Choosing the Right VPN for Kwort Linux
In a London office where I help power users wrangle minimal distros such as Kwort Linux, VPN selection isn’t a mere checkbox. Kwort is a Slackware-inspired distribution, managed via its kb package manager and supervised by the runit init system—no systemd in sight. It appeals to seasoned admins who favour lean builds, often running XFCE or Openbox with manually curated dotfiles. That means any VPN solution must:
- Install cleanly via
kbor straightforward scripts - Work without systemd services (Runit-friendly)
- Offer CLI or light GUI which doesn’t drag in bulky Qt/GTK toolchains
- Provide OpenVPN configs or a self-contained client
Based on those criteria, the standout candidates are:
- Mullvad – OpenVPN config files, privacy-focused, no-daemon install
- ProtonVPN – Official CLI, Python-based, no systemd dependency
- ExpressVPN – Generic Linux installer, offers a .tar run script and OpenVPN configs
Quick Comparison
| Service | Protocol Support | Client Type | Package Format | Systemd-free? | Link |
|---|---|---|---|---|---|
| Mullvad | OpenVPN, WireGuard | Config files community scripts | ZIP (configs), standalone scripts | Yes | Mullvad Linux |
| ProtonVPN | OpenVPN, IKEv2 | Python CLI | pip | Yes | ProtonVPN CLI |
| ExpressVPN | Lightway, OpenVPN | Shell script installer client binary | tar.gz | Yes | ExpressVPN Linux |
1. Installing Mullvad via OpenVPN
Mullvad’s official client is systemd-centric, but you can run it simply with OpenVPN. First, pull OpenVPN from the Kwort repo:
# kb update # kb install openvpn unzip
Next, download and extract Mullvad’s OpenVPN ZIP bundle:
wget https://mullvad.net/download/openvpn-config.zip unzip openvpn-config.zip -d ~/mullvad-config
Connect using your account number (replace ACCOUNTID and choose a server file, e.g., us-sea.conf):
# openvpn --config ~/mullvad-config/us-sea.conf
--auth-user-pass
That’s it—no extra daemons, purely OpenVPN under runit.
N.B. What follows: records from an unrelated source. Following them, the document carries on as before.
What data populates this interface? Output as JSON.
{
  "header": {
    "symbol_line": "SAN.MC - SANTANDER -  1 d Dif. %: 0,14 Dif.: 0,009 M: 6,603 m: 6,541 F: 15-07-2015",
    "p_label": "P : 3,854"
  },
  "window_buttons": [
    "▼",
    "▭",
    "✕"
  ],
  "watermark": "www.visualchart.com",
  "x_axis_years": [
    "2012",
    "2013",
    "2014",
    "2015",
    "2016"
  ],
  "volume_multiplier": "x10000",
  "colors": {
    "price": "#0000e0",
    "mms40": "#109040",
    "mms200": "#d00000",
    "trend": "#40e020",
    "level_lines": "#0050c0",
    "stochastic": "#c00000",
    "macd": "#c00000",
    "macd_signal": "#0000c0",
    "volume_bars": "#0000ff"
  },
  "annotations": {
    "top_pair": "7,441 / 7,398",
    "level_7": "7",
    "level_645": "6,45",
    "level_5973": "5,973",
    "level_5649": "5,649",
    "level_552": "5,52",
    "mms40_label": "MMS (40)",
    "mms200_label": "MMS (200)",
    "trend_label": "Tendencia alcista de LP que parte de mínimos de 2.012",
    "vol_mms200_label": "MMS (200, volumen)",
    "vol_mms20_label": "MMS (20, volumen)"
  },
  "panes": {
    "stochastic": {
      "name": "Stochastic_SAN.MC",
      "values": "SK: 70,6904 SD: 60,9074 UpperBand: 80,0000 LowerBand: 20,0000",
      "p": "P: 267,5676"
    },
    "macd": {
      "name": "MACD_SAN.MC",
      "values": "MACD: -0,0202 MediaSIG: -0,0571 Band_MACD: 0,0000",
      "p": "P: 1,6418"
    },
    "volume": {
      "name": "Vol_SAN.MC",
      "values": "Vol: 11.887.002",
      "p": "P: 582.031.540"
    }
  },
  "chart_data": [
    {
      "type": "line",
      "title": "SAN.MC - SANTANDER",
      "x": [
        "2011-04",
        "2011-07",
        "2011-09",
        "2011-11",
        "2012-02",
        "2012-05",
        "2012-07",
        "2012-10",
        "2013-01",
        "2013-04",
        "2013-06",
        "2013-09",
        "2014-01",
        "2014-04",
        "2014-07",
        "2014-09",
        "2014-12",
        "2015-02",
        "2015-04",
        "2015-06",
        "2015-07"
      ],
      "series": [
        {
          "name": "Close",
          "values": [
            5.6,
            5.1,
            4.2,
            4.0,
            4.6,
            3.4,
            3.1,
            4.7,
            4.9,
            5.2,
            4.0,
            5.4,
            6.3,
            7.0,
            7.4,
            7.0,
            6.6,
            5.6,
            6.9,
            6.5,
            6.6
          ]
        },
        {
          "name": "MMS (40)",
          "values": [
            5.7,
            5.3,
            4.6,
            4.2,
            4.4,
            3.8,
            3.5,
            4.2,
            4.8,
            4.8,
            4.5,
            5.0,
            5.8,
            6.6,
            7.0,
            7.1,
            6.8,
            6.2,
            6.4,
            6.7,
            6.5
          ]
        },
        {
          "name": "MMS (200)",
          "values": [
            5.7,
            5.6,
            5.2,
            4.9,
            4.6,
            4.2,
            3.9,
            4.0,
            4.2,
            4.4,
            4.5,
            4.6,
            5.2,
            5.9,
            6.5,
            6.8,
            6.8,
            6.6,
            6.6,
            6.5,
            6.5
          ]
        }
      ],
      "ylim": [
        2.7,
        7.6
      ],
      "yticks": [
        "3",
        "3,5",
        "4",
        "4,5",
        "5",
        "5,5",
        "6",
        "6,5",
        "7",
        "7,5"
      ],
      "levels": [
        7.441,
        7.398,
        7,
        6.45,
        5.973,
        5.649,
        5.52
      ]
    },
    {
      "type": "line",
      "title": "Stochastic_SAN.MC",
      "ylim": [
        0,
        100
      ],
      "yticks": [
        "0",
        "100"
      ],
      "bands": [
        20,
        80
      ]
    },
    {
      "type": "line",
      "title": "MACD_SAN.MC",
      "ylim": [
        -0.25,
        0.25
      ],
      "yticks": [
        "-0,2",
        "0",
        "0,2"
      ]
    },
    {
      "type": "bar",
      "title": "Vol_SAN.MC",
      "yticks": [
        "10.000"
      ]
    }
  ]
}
2. Installing ProtonVPN CLI
ProtonVPN provides a Python CLI which sits nicely on Kwort. You won’t need systemd the client uses simple subprocess calls. First, install Python and pip:
# kb update
# kb install python3 python3-pip
Then install the ProtonVPN CLI:
# pip3 install protonvpn-cli
Initialize and log in (you’ll be prompted for your ProtonVPN credentials):
protonvpn-cli --init
# protonvpn-cli login your_protonvpn_username
To connect:
protonvpn-cli connect --fastest
Manage sessions easily with protonvpn-cli disconnect and protonvpn-cli status.
3. Installing ExpressVPN
ExpressVPN publishes a generic Linux tarball that works without systemd. Grab the installer:
wget https://www.expressvpn.works/clients/linux/expressvpn_latest.tar.gz
tar xzf expressvpn_latest.tar.gz
# cd expressvpn
# ./install.sh
Authenticate and connect:
# expressvpn activate
# expressvpn connect
ExpressVPN also provides expressvpn disconnect and expressvpn list for server selection.
Final Thoughts
Kwort Linux isn’t a one-click distro, so any VPN you pick must operate cleanly without systemd and avoid heavyweight GUI dependencies. In my experience, leveraging OpenVPN configs (Mullvad) or Python-based CLI tools (ProtonVPN) delivers the most reliable, jargon-free results. For a commercial client with an easy installer, ExpressVPN also holds up—just ensure you run it under runit.